Devant ce constat, plusieurs choix peuvent être opérés, dont celui du développement des liaisons maritimes ou, à l’inverse, celui de leur réduction. Il semblerait que cette dernière option soit privilégiée, au détriment de l’insularité morbihannaise. Je le regrette vivement, tant ce projet est loin de répondre aux besoins des habitants et des commerçants des îles. Tous craignent la répercussion sur la vie économique et quotidienne des nouvelles dispositions, avec des horaires totalement inadaptés au commerce et au maintien de l’attractivité des îles. Les produits du quotidien, déjà chers, vont devenir inaccessibles, car la hausse du coût des traversées pour le fret se répercutera inévitablement sur le prix des marchandises. Continuer dans ce sens, c’est appauvrir encore plus ces îles, dont la fréquentation a baissé de 20 % en six ans.

Afin de garantir un égal accès au service public du transport que représentent les liaisons avec le continent, il est impératif de venir en aide aux collectivités locales confrontées au déficit de fonctionnement des navettes et d’assurer une offre de rotations qui soit acceptable pour tous. Monsieur le ministre, qu’allez-vous faire en ce sens ? Agir est d’autant plus urgent que, malheureusement, la crise frappe durement nos îles.

M. le président. La parole est à M. le ministre.

M. François Rebsamen, ministre du travail, de l'emploi, de la formation professionnelle et du dialogue social. Monsieur le sénateur, je vous prie de bien vouloir excuser l’absence de M. Alain Vidalies, actuellement retenu par une réunion avec le Premier ministre. Je suis bien sûr l’actualité et j’ai entendu parler du problème que vous soulevez.

Le conseil général du Morbihan a effectivement décidé de réduire le nombre de rotations lors du renouvellement de la délégation de service public pour la desserte passagers des îles de Groix, de Belle-Île-en-Mer, de Houat et de Hoëdic à la fin de l’année 2014.

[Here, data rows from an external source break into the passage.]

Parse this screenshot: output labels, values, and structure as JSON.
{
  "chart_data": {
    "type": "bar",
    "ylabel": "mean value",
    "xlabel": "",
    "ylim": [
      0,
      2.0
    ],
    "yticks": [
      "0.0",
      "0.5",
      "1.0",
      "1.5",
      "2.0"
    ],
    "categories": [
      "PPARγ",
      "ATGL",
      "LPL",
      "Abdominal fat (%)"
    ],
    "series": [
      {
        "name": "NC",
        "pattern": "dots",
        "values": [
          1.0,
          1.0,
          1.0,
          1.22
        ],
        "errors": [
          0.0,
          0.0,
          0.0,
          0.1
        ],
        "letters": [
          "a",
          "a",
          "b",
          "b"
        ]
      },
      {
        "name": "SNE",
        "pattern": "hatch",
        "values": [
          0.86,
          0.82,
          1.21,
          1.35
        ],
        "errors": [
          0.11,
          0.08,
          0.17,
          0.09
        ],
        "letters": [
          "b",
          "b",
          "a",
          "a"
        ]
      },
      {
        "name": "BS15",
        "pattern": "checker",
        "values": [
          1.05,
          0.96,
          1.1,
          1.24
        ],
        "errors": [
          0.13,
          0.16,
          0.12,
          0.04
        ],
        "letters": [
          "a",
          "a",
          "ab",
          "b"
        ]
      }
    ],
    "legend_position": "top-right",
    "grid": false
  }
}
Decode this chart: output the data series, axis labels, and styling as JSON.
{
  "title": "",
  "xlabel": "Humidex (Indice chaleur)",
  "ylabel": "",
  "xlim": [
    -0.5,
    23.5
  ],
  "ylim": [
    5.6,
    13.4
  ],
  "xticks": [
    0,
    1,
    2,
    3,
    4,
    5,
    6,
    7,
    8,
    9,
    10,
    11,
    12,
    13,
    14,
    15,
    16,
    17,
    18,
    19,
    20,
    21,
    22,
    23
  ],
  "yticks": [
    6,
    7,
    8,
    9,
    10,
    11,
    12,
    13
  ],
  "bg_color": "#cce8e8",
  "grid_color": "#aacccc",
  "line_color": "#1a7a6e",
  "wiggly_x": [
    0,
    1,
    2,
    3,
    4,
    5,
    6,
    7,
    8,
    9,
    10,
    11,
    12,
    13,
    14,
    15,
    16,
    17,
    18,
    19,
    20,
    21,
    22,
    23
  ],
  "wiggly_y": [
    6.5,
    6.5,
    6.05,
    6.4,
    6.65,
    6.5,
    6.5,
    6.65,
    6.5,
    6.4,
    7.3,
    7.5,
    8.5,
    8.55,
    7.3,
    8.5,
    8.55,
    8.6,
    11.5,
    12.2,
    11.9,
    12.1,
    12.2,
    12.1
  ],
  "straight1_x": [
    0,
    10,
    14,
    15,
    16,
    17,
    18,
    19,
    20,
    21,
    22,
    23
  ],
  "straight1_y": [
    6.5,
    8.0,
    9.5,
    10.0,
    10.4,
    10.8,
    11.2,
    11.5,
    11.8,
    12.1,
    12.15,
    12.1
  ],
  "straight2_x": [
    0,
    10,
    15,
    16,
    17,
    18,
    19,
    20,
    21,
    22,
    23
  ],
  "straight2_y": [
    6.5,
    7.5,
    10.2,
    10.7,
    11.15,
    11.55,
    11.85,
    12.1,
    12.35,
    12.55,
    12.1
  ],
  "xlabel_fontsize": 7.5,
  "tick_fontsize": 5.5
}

Le Gouvernement comprend la préoccupation des élus, des habitants et des commerçants de ces îles. Néanmoins, comme vous le savez, la desserte des îles est encadrée par les articles L. 5431-1 et suivants du code des transports, aux termes desquels les transports maritimes réguliers publics de personnes et de biens sont organisés par le département. Ainsi, l’organisation du transport maritime pour la desserte des îles de Groix, de Belle-Île-en-Mer, de Houat et de Hoëdic relève de la compétence exclusive du conseil général du Morbihan. Eu égard au principe de libre administration des collectivités territoriales, le Gouvernement ne me permettrait pas de répondre en lieu et place du conseil général, auquel je fais pleinement confiance pour répondre aux besoins du territoire.

Pour autant, sensibilisé sur ce sujet par le député Gwendal Rouillard la semaine dernière et par vous-même ce matin, le secrétaire d’État chargé des transports, Alain Vidalies, a fait en sorte que son cabinet reçoive cet après-midi, à leur demande, une délégation d’élus du Morbihan, afin d’échanger sur le dossier et, plus largement, sur l’avenir des délégations de service public maritime.

M. le président. La parole est à M. Michel Le Scouarnec.

M. Michel Le Scouarnec. Monsieur le ministre, je me doutais un peu que le conseil général était compétent en la matière…

Pour Belle-Île-en-Mer, le nombre de rotations quotidiennes assurées par la compagnie Océane devrait passer de sept à six, voire à cinq le week-end. Deux retours seulement seraient prévus assez tôt dans la journée. Cette configuration augure d’une nouvelle organisation des transports marquée par une baisse du nombre de rotations et complètement inadaptée.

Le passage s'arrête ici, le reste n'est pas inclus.